防衛白書トップ > 第III部 国民の生命・財産と領土・領海・領空を守り抜くための取組 > 第3章 防衛装備・技術に関する諸施策 > 第2節 プロジェクト管理などへの取組 > 1 ライフサイクルを通じたプロジェクト管理

第2節 プロジェクト管理などへの取組

1 ライフサイクルを通じたプロジェクト管理

1 重点的なプロジェクト管理による最適な防衛装備品の取得

防衛装備品の高性能化・複雑化により、防衛装備品のライフサイクル全体(構想、研究開発、量産取得、維持整備など)を通じた取得コストは増加傾向にあり、必要な数を適切な時期に取得するには、ライフサイクル全体を通じた取得プロセスの効率化が極めて重要となる。

このため、重要な防衛装備品について、ライフサイクル全体を通じてコストやスケジュールを管理し、運用ニーズを踏まえた最適な取得を実現するため、15(平成27)年10月に発足した防衛装備庁にプロジェクト管理部を設置し、同年11月にプロジェクト管理重点対象装備品として12の装備品1を選定したところである。

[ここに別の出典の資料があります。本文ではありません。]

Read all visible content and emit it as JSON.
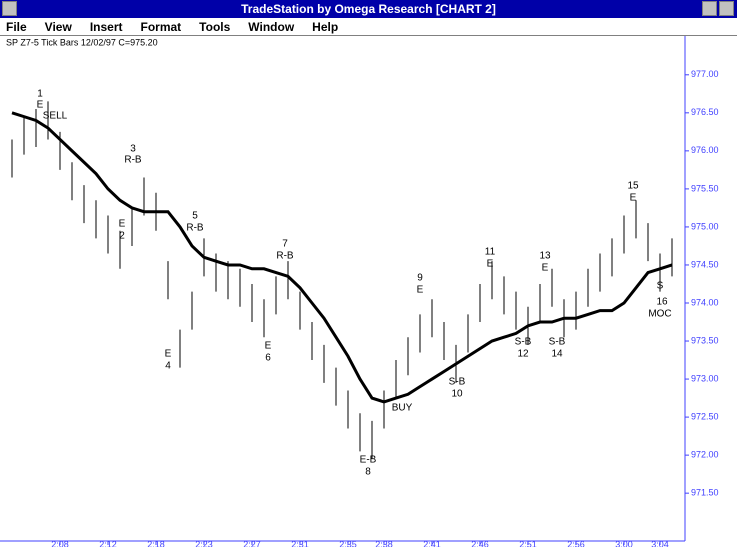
{
  "window": {
    "title": "TradeStation by Omega Research  [CHART 2]",
    "menu": [
      "File",
      "View",
      "Insert",
      "Format",
      "Tools",
      "Window",
      "Help"
    ]
  },
  "chart_data": {
    "type": "tickbar",
    "title": "SP Z7-5 Tick Bars 12/02/97 C=975.20",
    "categories": [
      null,
      null,
      null,
      null,
      "2:08",
      null,
      null,
      null,
      "2:12",
      null,
      null,
      null,
      "2:18",
      null,
      null,
      null,
      "2:23",
      null,
      null,
      null,
      "2:27",
      null,
      null,
      null,
      "2:31",
      null,
      null,
      null,
      "2:35",
      null,
      null,
      "2:38",
      null,
      null,
      null,
      "2:41",
      null,
      null,
      null,
      "2:46",
      null,
      null,
      null,
      "2:51",
      null,
      null,
      null,
      "2:56",
      null,
      null,
      null,
      "3:00",
      null,
      null,
      "3:04",
      null
    ],
    "series": [
      {
        "name": "High",
        "color": "#000000",
        "values": [
          976.15,
          976.45,
          976.55,
          976.65,
          976.25,
          975.85,
          975.55,
          975.35,
          975.15,
          974.95,
          975.25,
          975.65,
          975.45,
          974.55,
          973.65,
          974.15,
          974.85,
          974.65,
          974.55,
          974.45,
          974.25,
          974.05,
          974.35,
          974.55,
          974.15,
          973.75,
          973.45,
          973.15,
          972.85,
          972.55,
          972.45,
          972.85,
          973.25,
          973.55,
          973.85,
          974.05,
          973.75,
          973.45,
          973.85,
          974.25,
          974.55,
          974.35,
          974.15,
          973.95,
          974.25,
          974.45,
          974.05,
          974.15,
          974.45,
          974.65,
          974.85,
          975.15,
          975.35,
          975.05,
          974.65,
          974.85
        ]
      },
      {
        "name": "Low",
        "color": "#000000",
        "values": [
          975.65,
          975.95,
          976.05,
          976.15,
          975.75,
          975.35,
          975.05,
          974.85,
          974.65,
          974.45,
          974.75,
          975.15,
          974.95,
          974.05,
          973.15,
          973.65,
          974.35,
          974.15,
          974.05,
          973.95,
          973.75,
          973.55,
          973.85,
          974.05,
          973.65,
          973.25,
          972.95,
          972.65,
          972.35,
          972.05,
          971.95,
          972.35,
          972.75,
          973.05,
          973.35,
          973.55,
          973.25,
          972.95,
          973.35,
          973.75,
          974.05,
          973.85,
          973.65,
          973.45,
          973.75,
          973.95,
          973.55,
          973.65,
          973.95,
          974.15,
          974.35,
          974.65,
          974.85,
          974.55,
          974.15,
          974.35
        ]
      },
      {
        "name": "Average",
        "color": "#000000",
        "values": [
          976.5,
          976.45,
          976.4,
          976.3,
          976.15,
          976.0,
          975.85,
          975.7,
          975.5,
          975.35,
          975.25,
          975.2,
          975.2,
          975.2,
          975.0,
          974.75,
          974.6,
          974.55,
          974.5,
          974.5,
          974.45,
          974.45,
          974.4,
          974.35,
          974.2,
          974.0,
          973.8,
          973.55,
          973.3,
          973.0,
          972.75,
          972.7,
          972.75,
          972.8,
          972.9,
          973.0,
          973.1,
          973.2,
          973.3,
          973.4,
          973.5,
          973.55,
          973.6,
          973.7,
          973.75,
          973.75,
          973.8,
          973.8,
          973.85,
          973.9,
          973.9,
          974.0,
          974.2,
          974.4,
          974.45,
          974.5
        ]
      }
    ],
    "ylim": [
      970.95,
      977.51
    ],
    "yticks": [
      {
        "value": 977,
        "label": "977.00"
      },
      {
        "value": 976.5,
        "label": "976.50"
      },
      {
        "value": 976,
        "label": "976.00"
      },
      {
        "value": 975.5,
        "label": "975.50"
      },
      {
        "value": 975,
        "label": "975.00"
      },
      {
        "value": 974.5,
        "label": "974.50"
      },
      {
        "value": 974,
        "label": "974.00"
      },
      {
        "value": 973.5,
        "label": "973.50"
      },
      {
        "value": 973,
        "label": "973.00"
      },
      {
        "value": 972.5,
        "label": "972.50"
      },
      {
        "value": 972,
        "label": "972.00"
      },
      {
        "value": 971.5,
        "label": "971.50"
      }
    ],
    "axis_color": "#4040ff",
    "annotations": [
      "1",
      "E",
      "SELL",
      "3",
      "R-B",
      "E",
      "2",
      "5",
      "R-B",
      "E",
      "4",
      "7",
      "R-B",
      "E",
      "6",
      "E-B",
      "8",
      "BUY",
      "9",
      "E",
      "S-B",
      "10",
      "11",
      "E",
      "S-B",
      "12",
      "13",
      "E",
      "S-B",
      "14",
      "15",
      "E",
      "S",
      "16",
      "MOC"
    ]
  }
}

プロジェクト管理重点対象装備品については、プロジェクト管理を行う責任者としてプロジェクトマネージャー(PM:Project Manager)を指定するとともに、関連部署の職員で構成される統合プロジェクトチームを設置し管理することで、戦略的に最適な防衛装備品の取得の実現を図っている。

C-2(プロジェクト管理重点対象装備品)の画像

C-2(プロジェクト管理重点対象装備品)

2 統合的な見地による効果的・効率的な取得

統合機動防衛力の構築のためには、統合的見地を踏まえた防衛装備品の取得が必要となる。

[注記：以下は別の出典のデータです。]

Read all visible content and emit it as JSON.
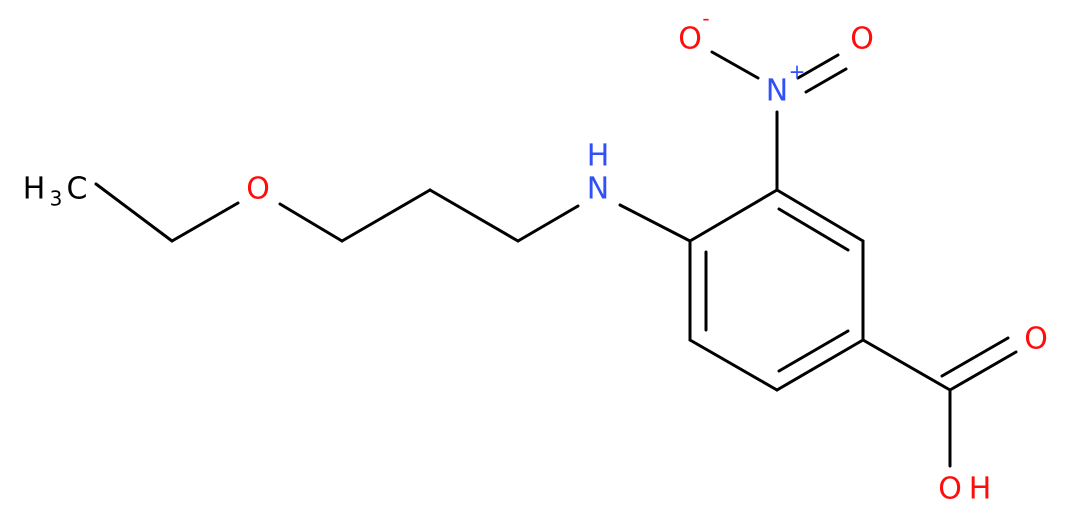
{
  "molecule": {
    "atoms": [
      {
        "element": "H",
        "subscript": "3",
        "tail": "C"
      },
      {
        "element": "O"
      },
      {
        "element": "N",
        "hydrogen": "H"
      },
      {
        "element": "N",
        "charge": "+"
      },
      {
        "element": "O",
        "charge": "-"
      },
      {
        "element": "O"
      },
      {
        "element": "O"
      },
      {
        "element": "O",
        "hydrogen": "H"
      }
    ]
  }
}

これまでも、統合的見地を踏まえ、①装備品機能の統合化、②共用装備品の一括調達、一部構成品の共通化、装備品のファミリー化など2により、開発・取得・維持経費の低減を図ってきたところである。

今後は、防衛装備品の構想段階からプロジェクト管理の視点を入れ、情報の連接及び機能の統合化、構成品の共通化、装備品のファミリー化などによる取得コストの低減について検討し、ライフサイクル全体を通じた効果的・効率的な取得を推進していく。

3 プロジェクト管理の強化のための取組

プロジェクト管理を強化するため、以下の取組を行っている。

○ プロジェクト管理に関する制度の整備のため、外部の監査法人などの知見を活用し、プロジェクト管理業務の公正性の向上について検討

○ ライフサイクルコストの見積り精度の向上のため、コスト情報のデータベース化や統計的な分析によるコスト推定評価手法の改善を検討

○ プロジェクト管理にかかる人材を育成するため、海外や民間におけるプロジェクト管理手法の研修などを定期的に実施

1 SM-3ブロックIIA、中SAM(改)、グローバルホーク(滞空型無人機)、AAV7(水陸両用車)、新艦艇、陸自UH-X、V-22(ティルト・ローター機)、SH-60K能力向上型、P-1、C-2、F-35A、将来戦闘機(F-2戦闘機の後継として検討中)

2 「共用装備品の一括調達」は陸・海・空自における小火器・車両・化学器材、「一部構成品の共通化」は陸自と空自で使用する短距離用の地対空誘導弾、「装備品のファミリー化」は陸・海・空自で使用する対艦誘導弾、などがある。